HSBC pauses $4bn private credit investment amid market wobbles


HSBC is yet to deploy billions of dollars into its own private credit fund almost a year after announcing its plans, a report claims. 

In early June 2025, HSBC said it would plough $4billion into its own asset manager’s range of private credit funds. 

But, according to the Financial Times, none of the proposed funds have been transferred and there are no plans to change this.  

The private credit allocation was initially billed as a way for HSBC to leverage its $3.2trillion balance sheet to muscle its way to the top table of alternative lending alongside private capital giants such as Apollo and Blackstone. 
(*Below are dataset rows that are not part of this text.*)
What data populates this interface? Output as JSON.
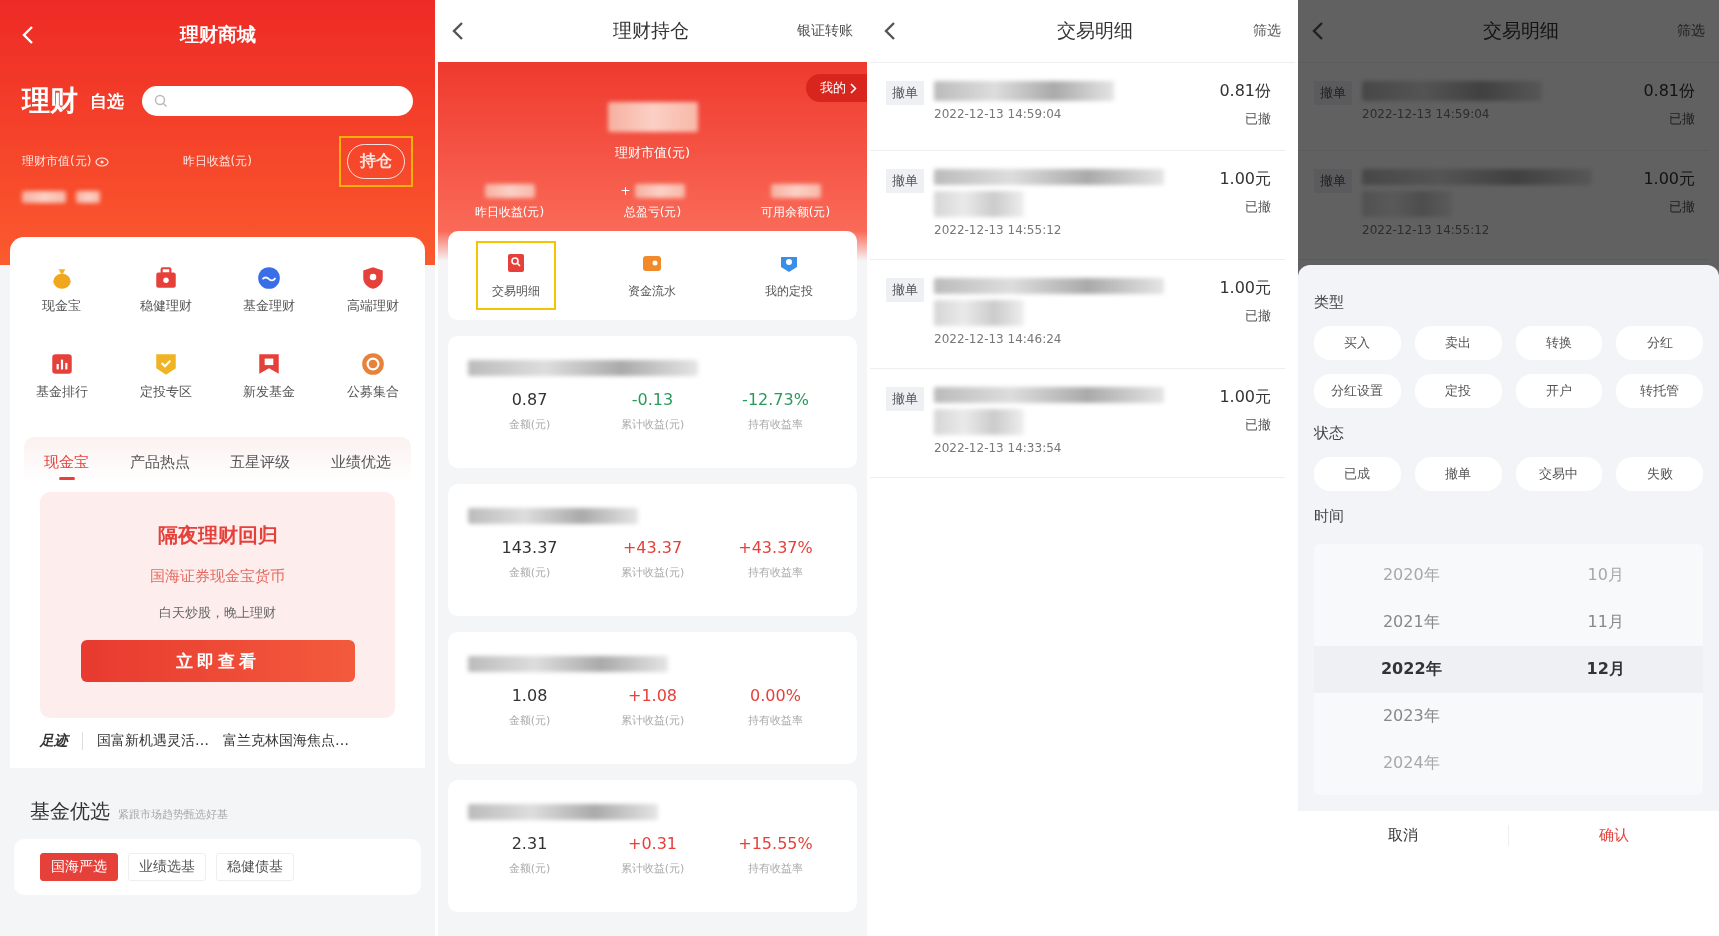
{
  "mall": {
    "title": "理财商城",
    "heading": "理财",
    "watchlist_tab": "自选",
    "market_value_label": "理财市值(元)",
    "yesterday_label": "昨日收益(元)",
    "holdings_button": {
      "label": "持仓",
      "highlighted": true
    },
    "shortcuts": [
      "现金宝",
      "稳健理财",
      "基金理财",
      "高端理财",
      "基金排行",
      "定投专区",
      "新发基金",
      "公募集合"
    ],
    "product_tabs": [
      {
        "label": "现金宝",
        "selected": true
      },
      {
        "label": "产品热点",
        "selected": false
      },
      {
        "label": "五星评级",
        "selected": false
      },
      {
        "label": "业绩优选",
        "selected": false
      }
    ],
    "promo": {
      "title": "隔夜理财回归",
      "subtitle": "国海证券现金宝货币",
      "slogan": "白天炒股，晚上理财",
      "button": "立即查看"
    },
    "footer": {
      "logo": "足迹",
      "links": [
        "国富新机遇灵活…",
        "富兰克林国海焦点…"
      ]
    },
    "section": {
      "title": "基金优选",
      "subtitle": "紧跟市场趋势甄选好基"
    },
    "fund_tabs": [
      {
        "label": "国海严选",
        "selected": true
      },
      {
        "label": "业绩选基",
        "selected": false
      },
      {
        "label": "稳健债基",
        "selected": false
      }
    ]
  },
  "holdings": {
    "title": "理财持仓",
    "transfer_link": "银证转账",
    "mine_button": "我的",
    "market_value_label": "理财市值(元)",
    "stats": [
      {
        "label": "昨日收益(元)"
      },
      {
        "label": "总盈亏(元)",
        "prefix": "+"
      },
      {
        "label": "可用余额(元)"
      }
    ],
    "actions": [
      {
        "label": "交易明细",
        "highlighted": true
      },
      {
        "label": "资金流水",
        "highlighted": false
      },
      {
        "label": "我的定投",
        "highlighted": false
      }
    ],
    "positions": [
      {
        "amount": "0.87",
        "amount_label": "金额(元)",
        "profit": "-0.13",
        "profit_label": "累计收益(元)",
        "rate": "-12.73%",
        "rate_label": "持有收益率",
        "color": "#2a9a5a"
      },
      {
        "amount": "143.37",
        "amount_label": "金额(元)",
        "profit": "+43.37",
        "profit_label": "累计收益(元)",
        "rate": "+43.37%",
        "rate_label": "持有收益率",
        "color": "#e6403a"
      },
      {
        "amount": "1.08",
        "amount_label": "金额(元)",
        "profit": "+1.08",
        "profit_label": "累计收益(元)",
        "rate": "0.00%",
        "rate_label": "持有收益率",
        "color": "#e6403a"
      },
      {
        "amount": "2.31",
        "amount_label": "金额(元)",
        "profit": "+0.31",
        "profit_label": "累计收益(元)",
        "rate": "+15.55%",
        "rate_label": "持有收益率",
        "color": "#e6403a"
      }
    ]
  },
  "transactions": {
    "title": "交易明细",
    "filter_link": "筛选",
    "rows": [
      {
        "tag": "撤单",
        "date": "2022-12-13 14:59:04",
        "amount": "0.81份",
        "status": "已撤"
      },
      {
        "tag": "撤单",
        "date": "2022-12-13 14:55:12",
        "amount": "1.00元",
        "status": "已撤"
      },
      {
        "tag": "撤单",
        "date": "2022-12-13 14:46:24",
        "amount": "1.00元",
        "status": "已撤"
      },
      {
        "tag": "撤单",
        "date": "2022-12-13 14:33:54",
        "amount": "1.00元",
        "status": "已撤"
      }
    ]
  },
  "filter_sheet": {
    "background": {
      "title": "交易明细",
      "filter_link": "筛选",
      "rows": [
        {
          "tag": "撤单",
          "date": "2022-12-13 14:59:04",
          "amount": "0.81份",
          "status": "已撤"
        },
        {
          "tag": "撤单",
          "date": "2022-12-13 14:55:12",
          "amount": "1.00元",
          "status": "已撤"
        }
      ]
    },
    "type_label": "类型",
    "types": [
      "买入",
      "卖出",
      "转换",
      "分红",
      "分红设置",
      "定投",
      "开户",
      "转托管"
    ],
    "status_label": "状态",
    "statuses": [
      "已成",
      "撤单",
      "交易中",
      "失败"
    ],
    "time_label": "时间",
    "years": [
      {
        "label": "2020年",
        "selected": false
      },
      {
        "label": "2021年",
        "selected": false
      },
      {
        "label": "2022年",
        "selected": true
      },
      {
        "label": "2023年",
        "selected": false
      },
      {
        "label": "2024年",
        "selected": false
      }
    ],
    "months": [
      {
        "label": "10月",
        "selected": false
      },
      {
        "label": "11月",
        "selected": false
      },
      {
        "label": "12月",
        "selected": true
      }
    ],
    "cancel": "取消",
    "confirm": "确认"
  }
}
An individual familiar with HSBC’s failure to deliver on the commitment told the FT that executives had grown wary of the $4billion investment amid wobbles in the US private credit market.

Private credit funds have been hit by a wave of redemption requests driven by AI concerns and rising defaults, with some firms halting withdrawals entirely. 

HSBC said it was ‘committed to our asset management’s offering in private credit funds’.

Halted: HSBC has paused a $4bn investment into its private credit fund

Halted: HSBC has paused a $4bn investment into its private credit fund

HSBC said that in the first quarter its private markets exposure was two per cent of its total $1trillion loan book, with ‘pure’ private credit at just $6billion. 

Earlier this month, HSBC said it had set aside $400million to cover a ‘fraud-related’ loss at its UK investment bank linked to an Apollo-owned credit fund.

The lender’s chief financial officer, Pam Kaur, explained that the charge involved loans that HSBC had made to a private equity group, which was then exposed to private credit-related loans. 

The charge surprised analysts as HSBC, unlike rivals Barclays and Santander, had not lent directly to Market Financial Solutions, the collapsed UK mortgage lender.

Administrators overseeing the insolvency of MFS have accused the collapsed lender’s owner, Paresh Raja, of misappropriating funds of at least £1.3billion.

HSBC’s indirect exposure via one of Apollo’s private-credit units makes it one of the banks hit hardest by the collapse of MFS. 

HSBC shares fell 1.17 per cent or 15.80p to 1,334.20p on Friday, having risen more than 50 per cent in the past year.